If you want to be tricky and pass there, because you think you can fool the other team, then line up in a run formation and play-action pass. Do not come out with an empty backfield - that's not fooling anyone! It's a careless risk with almost no upside, since three runs are likely to accomplish the goal anyway, with more time off the clock and little chance of a turnover.

Yes, the defense sucked hard, and yes Vick looked shaky, but Andy Reid owns this decision and the chance it cost his team to win.

Meanwhile, on the defensive side of the ball, Boy Wonder called blitz after blitz with man coverage behind it, on a field that was little more than painted sand. Eagles defenders slipped and fell repeatedly, leading to big plays for the offensively-challenged Bears. Chicago played zone, rushing just four linemen most of the night, and didn't give up big chunks of yardage as a result. Did the Eagles ever adjust to the field conditions? No, they just kept blitzing and playing man, falling down, missing tackles, and giving up points.

There has to be a reason that NFL coaches routinely make such bad decisions and fail to adjust to obvious problems. It just doesn't make sense.

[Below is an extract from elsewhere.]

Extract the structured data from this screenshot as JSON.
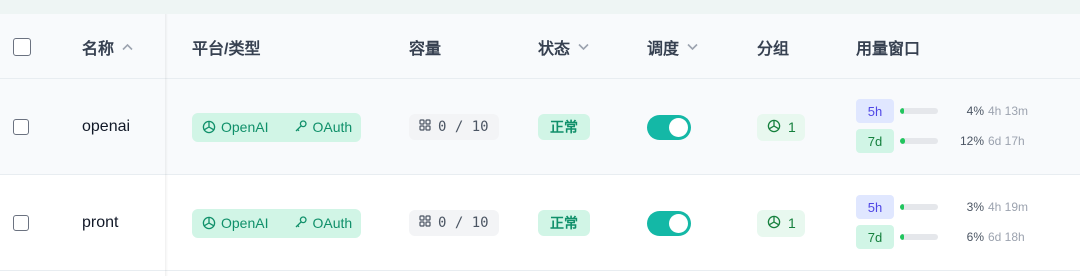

I read an interesting article on risk-aversion, thinking I might find an explanation there. But in fact, the results are the opposite of what I expected. Stock traders were used as test subjects in this case, and the study found that under stress, traders tended to be risk-averse when ahead on a trade. But when they were losing, stress make them more likely them to take foolish risks.

Foolish optimism is even more prevalent in the sleep-deprived, and NFL coaches fall into that category. So that helps explain why they might think it's a good idea to pass at the goalline, or continue to call high-risk blitzes that are failing. But it goes directly against the hyper-conservative fourth-down calls that I've been preaching against for years.

In any business as competitive as the NFL, where there are only 30 head coaching jobs available, and success is easily measured...the most efficient decision-makers should rise to the top. But that hasn't been the case.


At 12:05 AM, Anonymous Anonymous said...

Yam'on Sweet Tea. Is there any chance the Eagles came out with the empty backfield because they had planned to run the greatest play ever invented, the NAKED BOOTLEG?

If you don't think so, it is not possible for you to know less about football.......

At 2:55 PM, Blogger Sweet Tea said...

I'd accept that, it's much lower risk than a pass, and still runs the clock.

Think the Ravens wish they would have run the ball on Monday, with three minutes left and the lead?